Abstract 11535: A Triple-Targeting Strategy for Characterization of Plaque Inflammation in Mice and Humans Using Molecular Imaging

Abstract

Introduction: Molecular imaging using inflammatory markers might offer additional information for plaque characterization. Here, we present a novel triple-target imaging strategy for the diagnosis and characterization of inflamed plaques using antibodies against vascular cell adhesion molecule 1 (VCAM1), lectin-like ox-LDL receptor (LOX1), and glycoprotein VI (GPVI). Methods: Antibodies against VCAM1, LOX1, GPVI, as well as control antibodies were conjugated to three different fluorescent dyes for imaging with the IVIS spectrum.

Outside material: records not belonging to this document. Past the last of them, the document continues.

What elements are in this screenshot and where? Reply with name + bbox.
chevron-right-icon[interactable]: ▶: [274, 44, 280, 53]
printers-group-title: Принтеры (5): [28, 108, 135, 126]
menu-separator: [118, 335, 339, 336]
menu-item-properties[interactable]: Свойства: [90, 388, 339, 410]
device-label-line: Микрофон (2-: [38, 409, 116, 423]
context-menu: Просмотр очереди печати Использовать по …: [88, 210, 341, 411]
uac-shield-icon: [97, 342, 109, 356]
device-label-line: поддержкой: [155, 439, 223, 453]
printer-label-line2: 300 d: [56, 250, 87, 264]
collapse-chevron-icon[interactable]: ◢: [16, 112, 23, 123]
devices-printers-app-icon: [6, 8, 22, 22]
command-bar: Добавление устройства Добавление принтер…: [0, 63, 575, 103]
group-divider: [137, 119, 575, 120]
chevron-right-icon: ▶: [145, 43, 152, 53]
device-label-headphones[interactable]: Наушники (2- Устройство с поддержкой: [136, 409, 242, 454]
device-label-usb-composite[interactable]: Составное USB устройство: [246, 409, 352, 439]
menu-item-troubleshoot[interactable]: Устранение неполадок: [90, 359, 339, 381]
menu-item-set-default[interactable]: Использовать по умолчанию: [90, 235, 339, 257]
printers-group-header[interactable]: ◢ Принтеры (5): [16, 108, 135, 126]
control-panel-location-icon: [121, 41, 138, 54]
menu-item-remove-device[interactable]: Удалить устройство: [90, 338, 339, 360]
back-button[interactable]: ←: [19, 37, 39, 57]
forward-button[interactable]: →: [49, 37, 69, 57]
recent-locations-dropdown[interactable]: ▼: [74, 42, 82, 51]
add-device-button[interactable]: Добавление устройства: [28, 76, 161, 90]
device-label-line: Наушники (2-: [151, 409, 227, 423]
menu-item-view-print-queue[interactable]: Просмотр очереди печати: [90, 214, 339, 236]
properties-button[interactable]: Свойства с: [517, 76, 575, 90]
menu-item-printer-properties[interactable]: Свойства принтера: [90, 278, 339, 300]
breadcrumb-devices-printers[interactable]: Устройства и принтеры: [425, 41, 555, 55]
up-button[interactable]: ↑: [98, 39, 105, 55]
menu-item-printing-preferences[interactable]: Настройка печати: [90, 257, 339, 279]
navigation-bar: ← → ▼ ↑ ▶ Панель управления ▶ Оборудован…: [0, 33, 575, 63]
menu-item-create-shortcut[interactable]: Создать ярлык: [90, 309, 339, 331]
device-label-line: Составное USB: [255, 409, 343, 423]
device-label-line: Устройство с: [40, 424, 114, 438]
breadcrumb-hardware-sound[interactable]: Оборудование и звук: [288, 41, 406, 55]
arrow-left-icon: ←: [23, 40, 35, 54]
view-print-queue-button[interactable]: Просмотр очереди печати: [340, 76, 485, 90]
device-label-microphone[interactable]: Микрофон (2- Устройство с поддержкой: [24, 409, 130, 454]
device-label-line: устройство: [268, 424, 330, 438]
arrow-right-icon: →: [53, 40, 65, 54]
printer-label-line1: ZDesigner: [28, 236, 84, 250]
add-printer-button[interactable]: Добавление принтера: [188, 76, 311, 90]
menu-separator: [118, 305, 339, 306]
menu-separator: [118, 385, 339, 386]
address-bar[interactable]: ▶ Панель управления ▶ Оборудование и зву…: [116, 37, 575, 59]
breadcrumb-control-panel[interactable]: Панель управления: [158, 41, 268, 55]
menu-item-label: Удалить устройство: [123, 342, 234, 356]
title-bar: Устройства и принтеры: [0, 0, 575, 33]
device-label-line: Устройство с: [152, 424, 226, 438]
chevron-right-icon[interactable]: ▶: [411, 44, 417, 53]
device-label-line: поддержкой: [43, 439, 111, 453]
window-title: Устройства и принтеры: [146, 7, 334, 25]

As a model of atherosclerosis, we used ApoE-/- mice which were divided into three groups and fed 3 months of western type diet (WTD), 6 months of WTD, or 3 months of WTD with daily high-dose atorvastatin, respectively. Afterwards, their aortic arches were removed and imaged after incubation with the antibodies. To transfer our findings into a human model, we use carotid endarterectomy specimens for IVIS as well as magnetic resonance imaging (MRI). For MRI, we coupled our antibodies to microparticles of iron oxide (MPIO), a hypo intense contrast agent, and imaged the plaques using a small animal 9.4 T MRI after incubation under flow conditions. Results: The VCAM1, LOX1, and GPVI antibody constructs showed specific binding to atherosclerotic plaques in mice (p<0.05 for all three; n=4-5 per group) at both time points in comparison with their controls. The additional treatment with Atorvastatin led to a reduction for the signals of all three receptors (all p<0.05). After 6 in comparison to 3 month of WTD, an increase of LOX1 (p<0.05), a reduction of VCAM1 (p<0.05) and no significant changes of GPVI (p=0,81) were seen. Perfusion of the endarterectomy specimens with the MPIO-labeled contrast agent led to a significant signal reduction in MRI in comparison with their controls (n=8 per group; VCAM1 p=0.02; GPVI p=0.03). Our preliminary data for LOX1 show a tendency towards reduction (n=4; p=0.15) while not reaching significance yet. Conclusion: In this approach, we apply a new strategy of molecular MRI by targeting three different inflammatory markers in murine and human atherosclerosis for the noninvasive characterization of this disease, which might help to improve early detection and therapy of vulnerable atherosclerotic plaques.